Here is the part where it may get real debatable. While I would like to see the company paying out around 60% to 80% there are circumstances where I would be ok with the company paying out a smaller percentage of their earnings as dividends.
For instance, if the company is only paying out 30% as dividends but they are heavily investing in projects that will create growth for the company. As a long term investor if they are creating that growth within the company than I will still be able to reap the benefits of it over the long term.
One might argue that they would rather receive the dividends but in my opinion what good would the dividends do if they are not able to continue growing them over the long term.
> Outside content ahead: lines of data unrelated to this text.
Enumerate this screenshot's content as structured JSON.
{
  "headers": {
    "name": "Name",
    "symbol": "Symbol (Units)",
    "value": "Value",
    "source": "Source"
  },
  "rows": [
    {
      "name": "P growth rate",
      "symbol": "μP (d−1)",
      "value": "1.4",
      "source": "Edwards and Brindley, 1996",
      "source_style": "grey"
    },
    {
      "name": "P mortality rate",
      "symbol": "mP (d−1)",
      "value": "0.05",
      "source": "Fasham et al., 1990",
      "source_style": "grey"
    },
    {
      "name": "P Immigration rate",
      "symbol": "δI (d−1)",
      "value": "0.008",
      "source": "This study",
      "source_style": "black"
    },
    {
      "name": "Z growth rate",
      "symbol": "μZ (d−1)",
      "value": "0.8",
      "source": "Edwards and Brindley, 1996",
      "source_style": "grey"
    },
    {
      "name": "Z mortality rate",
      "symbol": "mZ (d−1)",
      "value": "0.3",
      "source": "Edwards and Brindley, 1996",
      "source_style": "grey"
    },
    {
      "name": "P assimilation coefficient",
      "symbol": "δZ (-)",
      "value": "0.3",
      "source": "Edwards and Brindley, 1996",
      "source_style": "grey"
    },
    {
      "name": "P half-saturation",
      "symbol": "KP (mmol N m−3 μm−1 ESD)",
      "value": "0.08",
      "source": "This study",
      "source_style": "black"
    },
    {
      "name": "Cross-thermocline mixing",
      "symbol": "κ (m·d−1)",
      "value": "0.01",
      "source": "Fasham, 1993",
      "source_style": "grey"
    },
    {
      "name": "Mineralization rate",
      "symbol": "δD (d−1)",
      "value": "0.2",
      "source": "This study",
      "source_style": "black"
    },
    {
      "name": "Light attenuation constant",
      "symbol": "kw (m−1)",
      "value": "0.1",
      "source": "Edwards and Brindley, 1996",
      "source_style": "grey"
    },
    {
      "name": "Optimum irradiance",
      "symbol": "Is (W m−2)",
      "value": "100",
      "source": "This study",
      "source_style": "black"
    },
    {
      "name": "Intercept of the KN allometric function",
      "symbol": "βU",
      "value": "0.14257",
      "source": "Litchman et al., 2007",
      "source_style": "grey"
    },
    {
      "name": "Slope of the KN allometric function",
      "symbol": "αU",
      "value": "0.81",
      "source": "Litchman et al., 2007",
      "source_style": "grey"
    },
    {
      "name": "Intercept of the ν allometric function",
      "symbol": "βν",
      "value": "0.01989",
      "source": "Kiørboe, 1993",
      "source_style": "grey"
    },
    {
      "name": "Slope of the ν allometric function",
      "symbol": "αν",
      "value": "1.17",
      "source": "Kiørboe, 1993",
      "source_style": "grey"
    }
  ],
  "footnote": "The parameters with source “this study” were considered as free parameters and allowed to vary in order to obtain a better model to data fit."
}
While I love receiving dividends as much as the next investor, I do believe that there are other ways that a company can return value to shareholders and investing in their business to grow earnings is one of them ways.
While I do support this scenario, it would definitely be case by case rather I felt that the company was investing their money wisely which would warrant the smaller payout ratio.
Why do REITs have such large payout ratios?
This is where it is very important as an investor for you to do your own research and analysis. Most of the stock information websites that I see show a rather large payout ratio for real estate investment trusts. It is so large in fact that it would appear that the company would not be able to sustain their dividend.
This is normally not the case at all. What is happening is just a little bit of accounting trickery. As you will recall from earlier, the formula that I gave you was payout ratio = total dividends / net income. That formula works great for a regular business but not so well for a REIT.
Let me explain why that is. Because REITs are invested in real estate when they do their books through GAAP standards they are able to depreciate the value of the properties in which they own. Now the problem is that by depreciating the value of the properties they are actually manipulating their net income that they will report on their cash flow statement. They are not actually doing nothing nefarious that is just the way that the GAAP standard is designed.
Since our standard payout ratio is distorted there is a better way for us to analyze the payout ratio of a REIT.
Funds From Operations or FFO is that better way. This metrics gives us a truer picture of the real income that the REIT is earning from their operations. The formula for FFO looks like this:
FFO = Net Income + Depreciation + Amortization – Gains on Sales of Property
So we see here that it is the net income added with depreciation and amortization minus the gains on sales of property. That may seem a bit complex. In simpler words, it is the money that they earn from the rent on their properties.
So if we relate this to our payout ratio formula, it would look more like this:
FFO Payout Ratio = Total Dividends / Funds From Operations
Using this formula, we can now analyze the payout ratio of real estate investment trust.
All About Payout Ratios!!!
It is never a good idea to make investment decisions based on one metric so I would recommend that the payout ratio only being one part of your analysis. For instance, another common metric would be Earnings Per Share or EPS. You may also decide to look at the companies dividend growth history. All of these are great metrics that I look at before I invest in a company. What are some other metrics that you look at?
Despite all that we have covered about payout ratios there are still accounting tricks that can be used to manipulate the numbers that companies report but now we are prepared to decipher the numbers that we are given. Having these new abilities to determine a companies payout ratio will benefit any investor as they prepare to research and analyze a companies financial reports.
Hopefully, now you feel more prepared to decipher a companies payout ratio.
As always I look forward to reading all of your comments and questions, until then….. happy investing!